Educators: Tell me the challenges your students, colleagues, and schools are facing and why you cannot double as a behavior support staff too.

All other human beings: Your input and support are welcomed. Because if you’re human, you’ve got mental health to maintain 🙂

Caitlyn Wang Avatar

Responses to “Elephant in the Room – Rewarding Quality Care”

  1. Clarissa Shen Avatar
    Clarissa Shen

    Mhm, many people tend to neglect the health of teachers. Since they are the ones who are expected to set an example, many people often look at how they affect their students instead of what is affecting them.

    Teachers can really have it hard, with annoying kids and low pay.

  2. Caitlin Marcus Avatar
    Caitlin Marcus

    I know a lot of people think that teachers have a pretty cushy job in terms of the schedule and school holidays/summer…and they really don’t. Imagine spending all day keeping 30 students engaged, managing disruptions, completely ignoring the desperate urge to take a simple bathroom break for hours on end. They are not paid for summers. They are to collaborate with numerous other professions and keep up with changing state standards. They spend breaks recovering from a relentless schedule in which they are discouraged from taking any time off for 9 months of the year. They work with injuries, they stay at school until 5 or 6 finishing up. They often work an additional job to supplement, especially if there is no dual income.

    Teachers – even the ones we don’t like very much – bust their asses and their mental health should be top priority. I don’t teach but having worked in schools for many years…there’s a twinge of fear in me every time I see the special locks on every door in case of an active shooter. Shelter in place drills – “everybody hide and stay silent” – are terrifying when you consider what they’re preparing for. The veil of safety has been lifted from the places our kids spend the most time. It is palpable and everyone moves on anyway.

    None of this is okay. I’m so sad for this teacher and her suffering and the ripple effects this will have for years to come. What a horrible turn of events.

  3. Lisa Hildreth Avatar
    Lisa Hildreth

    As a licensed clinician who works at a K-8 combo elementary/middle school, I can tell you that I definitely don’t charge $150 an hour and sit and listen to people on a couch. It is backbreaking work seeing kids both in my school office and pushing into the classroom to assist with behaviors, anxiety…you name it.

    If only all schools had the funding for this. I work on a military base and it is for service member’s dependents only. Every single school out there needs so much more to assist these kids and teachers with social/emotional issues.
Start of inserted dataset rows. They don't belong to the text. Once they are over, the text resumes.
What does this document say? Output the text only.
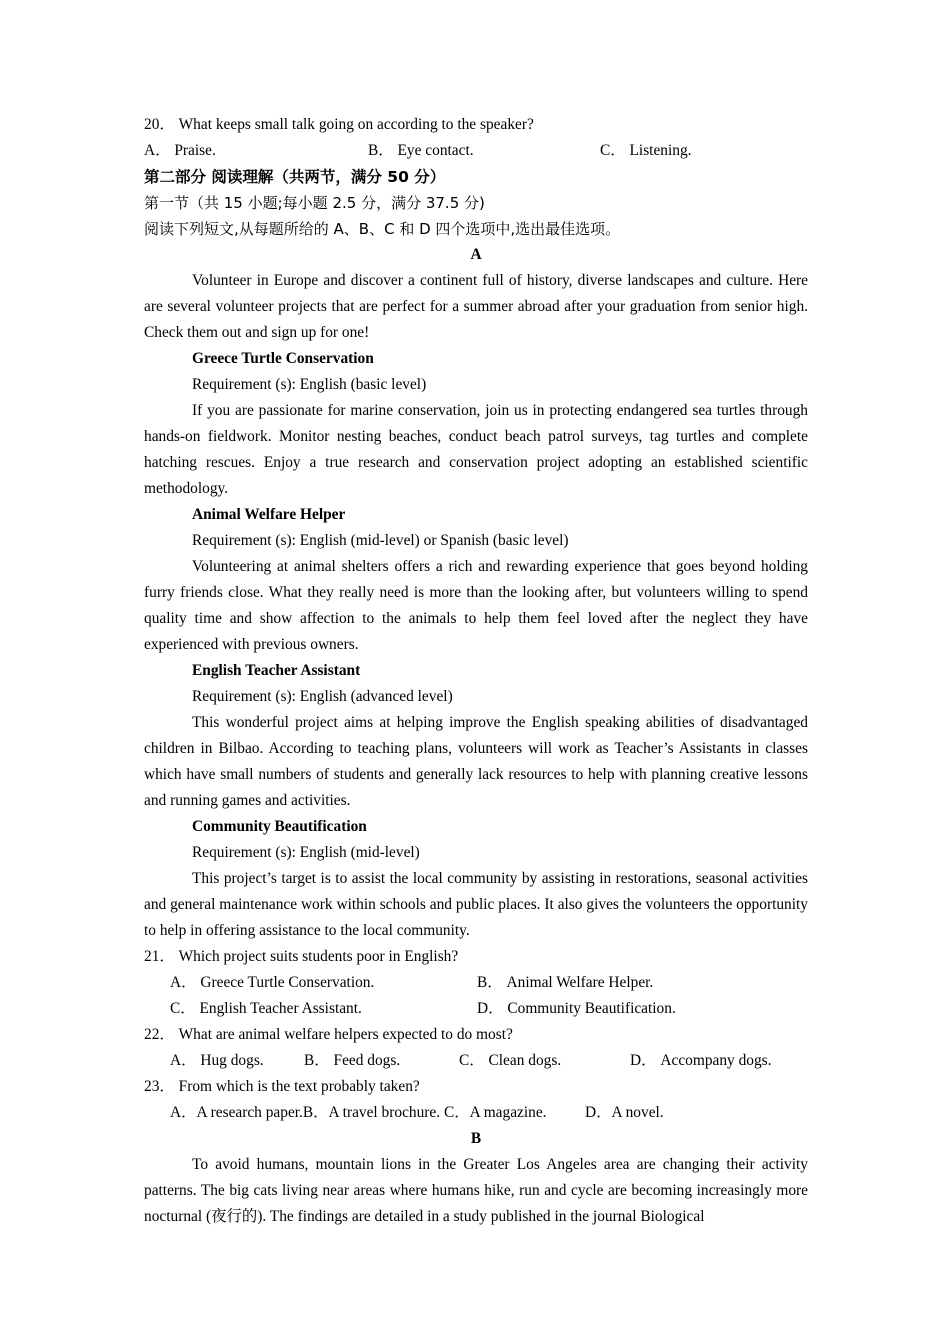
20． What keeps small talk going on according to the speaker?
A． Praise.	B． Eye contact.	C． Listening.
第二部分 阅读理解（共两节，满分 50 分）
第一节（共 15 小题;每小题 2.5 分，满分 37.5 分)
阅读下列短文,从每题所给的 A、B、C 和 D 四个选项中,选出最佳选项。
A

Volunteer in Europe and discover a continent full of history, diverse landscapes and culture. Here are several volunteer projects that are perfect for a summer abroad after your graduation from senior high. Check them out and sign up for one!

Greece Turtle Conservation
Requirement (s): English (basic level)

If you are passionate for marine conservation, join us in protecting endangered sea turtles through hands-on fieldwork. Monitor nesting beaches, conduct beach patrol surveys, tag turtles and complete hatching rescues. Enjoy a true research and conservation project adopting an established scientific methodology.

Animal Welfare Helper
Requirement (s): English (mid-level) or Spanish (basic level)

Volunteering at animal shelters offers a rich and rewarding experience that goes beyond holding furry friends close. What they really need is more than the looking after, but volunteers willing to spend quality time and show affection to the animals to help them feel loved after the neglect they have experienced with previous owners.

English Teacher Assistant
Requirement (s): English (advanced level)

This wonderful project aims at helping improve the English speaking abilities of disadvantaged children in Bilbao. According to teaching plans, volunteers will work as Teacher’s Assistants in classes which have small numbers of students and generally lack resources to help with planning creative lessons and running games and activities.

Community Beautification
Requirement (s): English (mid-level)

This project’s target is to assist the local community by assisting in restorations, seasonal activities and general maintenance work within schools and public places. It also gives the volunteers the opportunity to help in offering assistance to the local community.

21． Which project suits students poor in English?
A． Greece Turtle Conservation.	B． Animal Welfare Helper.
C． English Teacher Assistant.	D． Community Beautification.
22． What are animal welfare helpers expected to do most?
A． Hug dogs.	B． Feed dogs.	C． Clean dogs.	D． Accompany dogs.
23． From which is the text probably taken?
A．A research paper.B．A travel brochure. C．A magazine.          D．A novel.
B

To avoid humans, mountain lions in the Greater Los Angeles area are changing their activity patterns. The big cats living near areas where humans hike, run and cycle are becoming increasingly more nocturnal (夜行的). The findings are detailed in a study published in the journal Biological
  4. Caitlin Marcus Avatar
    Caitlin Marcus

    One thing that’s important to note is that some therapies cannot be delivered just one or two times a week for an hour – behavioral therapy for autistic children can take 10, 15, 20, 30 hours a week, and the people who provide that therapy on the front line are not getting paid like I was in their shoes in 2008. Funding keeps drying up and it’s difficult to retain staff when their job demands are so high and they can’t always get the hours they need. This leads to many families receiving only partial hours or going without service entirely for weeks, months at a time sometimes depending on the health of the therapy agency. As a whole we are severely understaffed and face unique problems in service delivery. And I can definitely say, even as a private behavior analyst with 15 years of experience, I have never made anything CLOSE to $150 an hour. I teach swimming lessons at a higher hourly rate than my actual pay as a BCBA working with clients directly.